Em 29 de Junho de 1939, A doou 30/100 do domínio útil dum prédio urbano, situado na Rua de Miguel Aires, e aforado pela RAEM desde 1883 a uma pessoa colectiva de utilidade pública administrativa (doravante designada por autora), encarregando-a de o administrar, na condição de a autora pagar, anualmente, a A ou ao seu representante, 70/100 do rendimento líquido do referido prédio. No entanto, há mais de 30 anos que ninguém comparece junto da autora para arrecadar os falados rendimentos e esta última procede à administração do prédio como proprietária única. No ano de 2016, a autora intentou, junto do Tribunal Judicial de Base, acção declarativa ordinária contra A, os herdeiros de A e a RAEM, pedindo que lhe fosse reconhecida a titularidade do domínio útil sobre todo o prédio por via de usucapião. O Tribunal Judicial de Base rejeitou o dito pedido por considerar que a autora não tinha demonstrado factos reveladores de uma oposição contra a contitularidade, para que pudesse adquirir a respectiva posse por inversão do título de posse.

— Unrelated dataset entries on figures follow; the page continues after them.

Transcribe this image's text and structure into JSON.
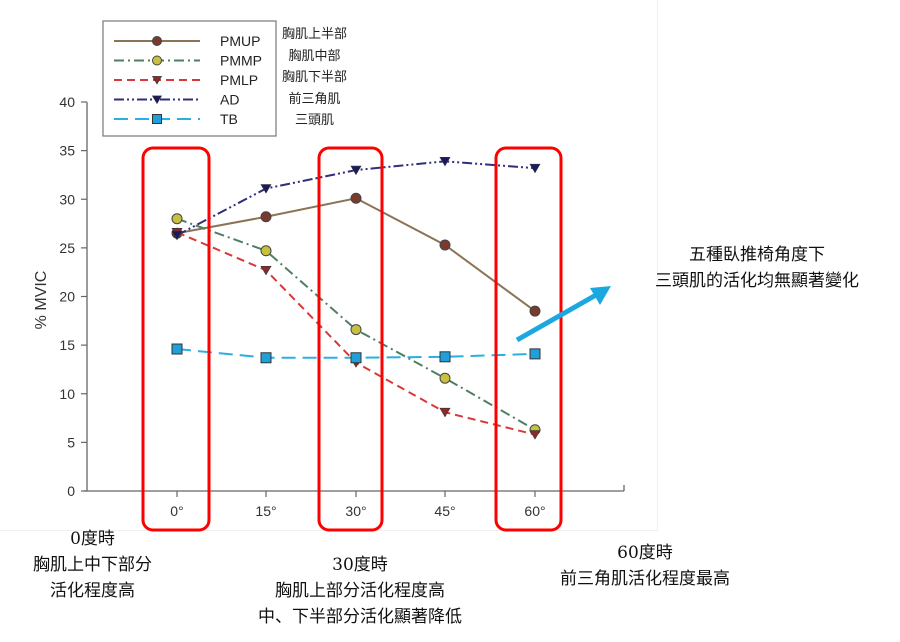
{
  "chart_data": {
    "type": "line",
    "title": "",
    "xlabel": "",
    "ylabel": "% MVIC",
    "ylim": [
      0,
      40
    ],
    "yticks": [
      0,
      5,
      10,
      15,
      20,
      25,
      30,
      35,
      40
    ],
    "categories": [
      "0°",
      "15°",
      "30°",
      "45°",
      "60°"
    ],
    "grid": false,
    "legend_position": "top-left",
    "series": [
      {
        "name": "PMUP",
        "name_zh": "胸肌上半部",
        "color": "#8B7355",
        "marker": "circle",
        "marker_color": "#7a3b2e",
        "dash": "solid",
        "values": [
          26.5,
          28.2,
          30.1,
          25.3,
          18.5
        ]
      },
      {
        "name": "PMMP",
        "name_zh": "胸肌中部",
        "color": "#4f7f62",
        "marker": "circle",
        "marker_color": "#c8c040",
        "dash": "dashdot",
        "values": [
          28.0,
          24.7,
          16.6,
          11.6,
          6.3
        ]
      },
      {
        "name": "PMLP",
        "name_zh": "胸肌下半部",
        "color": "#d9383a",
        "marker": "triangle-down",
        "marker_color": "#8b2a2a",
        "dash": "dashed",
        "values": [
          26.6,
          22.7,
          13.2,
          8.1,
          5.8
        ]
      },
      {
        "name": "AD",
        "name_zh": "前三角肌",
        "color": "#2f2f7a",
        "marker": "triangle-down",
        "marker_color": "#1a1a5e",
        "dash": "dashdotdot",
        "values": [
          26.3,
          31.1,
          33.0,
          33.9,
          33.2
        ]
      },
      {
        "name": "TB",
        "name_zh": "三頭肌",
        "color": "#2ab0e0",
        "marker": "square",
        "marker_color": "#1fa0da",
        "dash": "longdash",
        "values": [
          14.6,
          13.7,
          13.7,
          13.8,
          14.1
        ]
      }
    ],
    "highlights": [
      "0°",
      "30°",
      "60°"
    ]
  },
  "legend": {
    "items": [
      {
        "label": "PMUP",
        "label_zh": "胸肌上半部"
      },
      {
        "label": "PMMP",
        "label_zh": "胸肌中部"
      },
      {
        "label": "PMLP",
        "label_zh": "胸肌下半部"
      },
      {
        "label": "AD",
        "label_zh": "前三角肌"
      },
      {
        "label": "TB",
        "label_zh": "三頭肌"
      }
    ]
  },
  "axis": {
    "y_title": "% MVIC",
    "y_ticks": [
      "0",
      "5",
      "10",
      "15",
      "20",
      "25",
      "30",
      "35",
      "40"
    ],
    "x_ticks": [
      "0°",
      "15°",
      "30°",
      "45°",
      "60°"
    ]
  },
  "annotations": {
    "tb_note": {
      "line1": "五種臥推椅角度下",
      "line2": "三頭肌的活化均無顯著變化"
    },
    "deg0": {
      "line1": "0度時",
      "line2": "胸肌上中下部分",
      "line3": "活化程度高"
    },
    "deg30": {
      "line1": "30度時",
      "line2": "胸肌上部分活化程度高",
      "line3": "中、下半部分活化顯著降低"
    },
    "deg60": {
      "line1": "60度時",
      "line2": "前三角肌活化程度最高"
    }
  },
  "colors": {
    "highlight_box": "#ff0000",
    "arrow": "#1ba8e0",
    "axis": "#666666"
  }
}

Inconformada, a autora interpôs recurso para o Tribunal de Segunda Instância, invocando a razão de que, desde há mais de 30 anos, ninguém se arroga titular do domínio útil do prédio, para que à autora fosse, então, possível demonstrar a sua oposição, com vista à inversão do título de posse.
O Tribunal Colectivo do Tribunal de Segunda Instância conheceu do caso.
Segundo o Tribunal Colectivo, nos termos do artigo 1302.º do Código Civil, o uso da coisa comum não constitui, em geral, para o comproprietário uma posse exclusiva ou posse de quota superior à dele, salvo se tiver havido inversão do título, previsto no n.º 2 desse artigo. Para haver essa inversão é suposto que os actos materiais praticados pelo interessado na aquisição por inversão do título de posse ilustrem uma oposição desse comproprietário contra o(s) outro(s). Geralmente, quando um comproprietário usa a quota do outro da coisa comum, fá-lo como possuidor precário. Mas se esse uso é feito a título de posse em nome próprio, isso significa que pretende adquirir contra o(s) outro(s) (por oposição ao outro) a parte que a este(s) pertence. A oposição tem que se traduzir, portanto, em actos positivos e inequívocos (materiais ou jurídicos) e categóricos, para que não fique dúvida de que a sua intenção é a de adquirir a quota de quem a possuía. Sem essa oposição, não é possível ocorrer a inversão do título de posse, o que impede a aquisição por usucapião. O Tribunal Colectivo realçou que, no caso sub judice, desde há longo tempo é desconhecido o paradeiro de A, nem se sabe se ela ainda é viva, pelo que à autora não é possível manifestar, perante e contra a primeira, o propósito inequívoco de inversão do título de posse, o que leva à impossibilidade dessa inversão.
Pelo exposto, o Tribunal Colectivo negou provimento ao recurso.
Cfr. Acórdão do TSI, Processo n.º 1006/2018.